Тутмос поднялся с трона, некоторое время стоял как бы в нерешительности, потом медленно пошёл к выходу. Его друзья склонились в почтительном поклоне, но даже не прервали разговора – кланяясь, продолжали перешёптываться. Фараон прошёл между ними своей тяжёлой, почти неуклюжей поступью, золотые подвески церемониального передника издали тихий мелодичный звон, не соответствующий грубости шага. Распахнулись двери тронного зала, но за ними было тихо – толпа придворных не встречала фараона, не было шума приветствий и щебетания женских голосов, был только ровный шаг телохранителей и короткое бряцание мечей о щиты. Тутмос проследовал в свои покои, следом вошёл хранитель царских одежд, часть телохранителей остановилась у наружных дверей. Немного погодя в покои фараона вошёл хранитель царских сандалий, потом хранитель драгоценностей, но из покоев не донеслось ни звука, словно все вошедшие туда становились бесплотными тенями. Продолжая разговор вполголоса, прошли по коридорам Дхаути, Беки, Чанени. Джосеркара-сенеб следовал за ними в некотором отдалении, погруженный в свои думы. Кто-то остановил его мягким движением руки, он поднял голову и увидел верховного жреца Хапу-сенеба.
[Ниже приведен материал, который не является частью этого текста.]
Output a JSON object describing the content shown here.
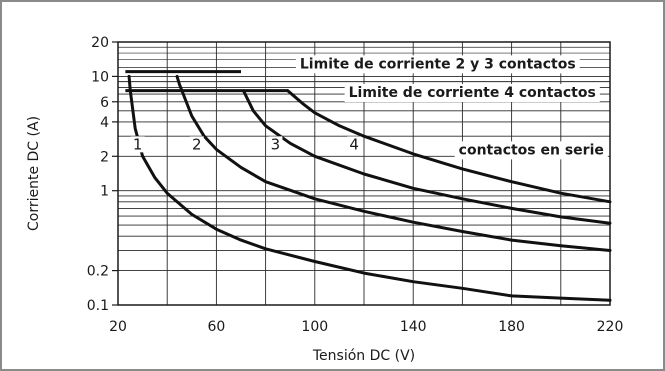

– Куда ты направляешься, Джосеркара-сенеб? Не к его ли величеству?

– Нет.

– Тогда, может быть, ты посетишь мой дом?

– У меня есть ещё дела в храме.

– Тогда отправимся вместе в моих носилках.

– Ты приказываешь мне, божественный отец?

– Нет! – Хапу-сенеб деланно рассмеялся. – Приказывать я могу членам унуита, чтобы они внимательнее наблюдали за звёздами, а что же я могу приказать искусному врачевателю, старшему жрецу храма, уважаемому во всей Кемет Джосеркара-сенебу? Но не стану скрывать, мне хотелось бы поговорить с тобой.

– О наших делах или о делах её величества Хатшепсут?

– И о том и о другом. – Хапу-сенеб предпочёл не заметить явной иронии.

– В храме, божественный отец?

– Ты прав, лучше будет поговорить на барке. Сейчас я распоряжусь.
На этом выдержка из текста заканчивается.